I didn’t expect much from three of my four new raised beds this year.
I bought them back in February, and together with my partner Matt we assembled them and sited them on grass in the back garden. To fill them I ordered a bulk delivery of 50 bags of vegetable topsoil, which was duly delivered, and we also had numerous bags of homemade compost that we brought with us from our previous home when we moved.
I naively assumed that this would be more than enough to fill the new beds, but we very soon realized that it would not. Not even close.
I wanted one of the beds to have deep, loose soil to grow carrots and parsnips, so we completely filled one with a mixture of the topsoil and compost. To my astonishment after doing this we only had a few bags left - obviously a serious miscalculation!
I didn’t want to order another bulk delivery, so we decided to use what we could find around the garden. There were several log-piles among trees in the wilder parts of the garden, so we used a few logs from each in the bottom of the beds. Then we just added any suitable material we could find, including leaf litter, fallen twigs, pine needles and cones, wood chip, shredded cardboard, vegetation raked from the surface of the pond, grass cuttings, mole hill soil, etc. We finally got them filled, and finished each bed off with quite a thin layer of the topsoil mixed with compost.


Because of this my expectations for this year were low. I thought that these materials would need time to break down, and that plant roots would not grow well in this coarse, open, heterogeneous material. I resigned myself to having minimal success this year, and planned to add homemade compost to the beds later in the year so they would be much more productive next year.
But I could not have been more wrong!
The photo below was taken in early April, just after planting. The bed on the right at the front is the deep-filled one, sown with rows of carrot and parsnip seeds (yet to germinate when the photo was taken), together with some spinach seeds and a few herb plants. The one on the left at the front has a couple of rows of dwarf pea seedlings, with some posts to support them. I then, rather foolishly I now think, added some seed potatoes on either side of the peas, thinking it was very unlikely that they would grow.
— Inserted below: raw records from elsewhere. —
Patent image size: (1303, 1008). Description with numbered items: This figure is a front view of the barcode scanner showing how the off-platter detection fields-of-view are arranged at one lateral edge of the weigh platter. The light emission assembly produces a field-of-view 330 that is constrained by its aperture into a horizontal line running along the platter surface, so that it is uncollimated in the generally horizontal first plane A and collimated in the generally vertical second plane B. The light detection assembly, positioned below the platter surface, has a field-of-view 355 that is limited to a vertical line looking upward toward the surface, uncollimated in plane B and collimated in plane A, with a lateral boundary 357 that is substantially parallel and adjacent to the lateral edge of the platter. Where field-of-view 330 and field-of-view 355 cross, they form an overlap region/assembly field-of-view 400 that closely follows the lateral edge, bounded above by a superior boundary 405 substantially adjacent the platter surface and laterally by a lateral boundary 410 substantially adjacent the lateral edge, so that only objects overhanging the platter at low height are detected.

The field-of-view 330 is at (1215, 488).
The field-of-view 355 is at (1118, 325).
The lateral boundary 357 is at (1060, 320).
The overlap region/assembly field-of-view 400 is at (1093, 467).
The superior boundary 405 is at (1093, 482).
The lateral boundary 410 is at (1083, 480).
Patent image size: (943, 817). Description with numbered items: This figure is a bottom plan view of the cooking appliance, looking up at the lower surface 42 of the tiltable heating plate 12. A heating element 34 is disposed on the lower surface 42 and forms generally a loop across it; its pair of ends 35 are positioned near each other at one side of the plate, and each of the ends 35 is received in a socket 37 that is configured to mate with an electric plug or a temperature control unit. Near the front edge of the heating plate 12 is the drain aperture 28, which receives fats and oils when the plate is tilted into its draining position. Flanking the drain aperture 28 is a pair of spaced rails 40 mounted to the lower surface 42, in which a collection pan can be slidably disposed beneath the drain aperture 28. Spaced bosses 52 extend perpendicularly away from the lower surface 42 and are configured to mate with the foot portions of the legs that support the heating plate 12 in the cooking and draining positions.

The photo below shows the bed on the left now, just two months later. And just look at it - positively exploding with growth!
I have never grown potatoes before, and had no idea they would grow like this. Of course it could be all leaves and no spuds! And harvesting them (and the pea pods) is going to be a bit of challenge - but a fun challenge to have!
Similarly, the photo below shows one of the other two beds, which I planted with spinach and onion seeds together with a few herbs and companion flowers. This one is now a bit depleted because I have been harvesting the spinach twice a week for the last month, and also now have a whole drawer full of frozen spinach in the freezer. I have never had success with spinach before, but this grew so fast I just couldn’t keep up with harvesting it!
There is no doubt that gardening is a never-ending learning curve. And this year has been a particularly steep one for me, with a new garden that could not be more different to my previous one. Next year there are definitely things I will do differently, like plant/sow less densely and keep potatoes separate.
Sometimes, when you think you have done everything right, your plants inexplicably don’t thrive and you are disappointed. But other times, when your expectations are low, magic happens!






Excellent progress! I'm very impressed you've found the time to grow veggies successfully with all the other work you must have going on :-)
Very impressive! There seems to be a lot of growth in potatoes this year. I'm regular potato grower, and mine are very leafy. You'll probably find that you're harvesting peas before the tatties are ready, tho it depends on whether you've planted early, maincrop or late potatoes.
Very envious of your spinach. Is the bed in part shade? I grew amazing spinach on our Edinburgh allotment which was shaded for part of the day, but in my exposed, non-shaded and light soil garden in Moray it bolts before I can harvest any leave.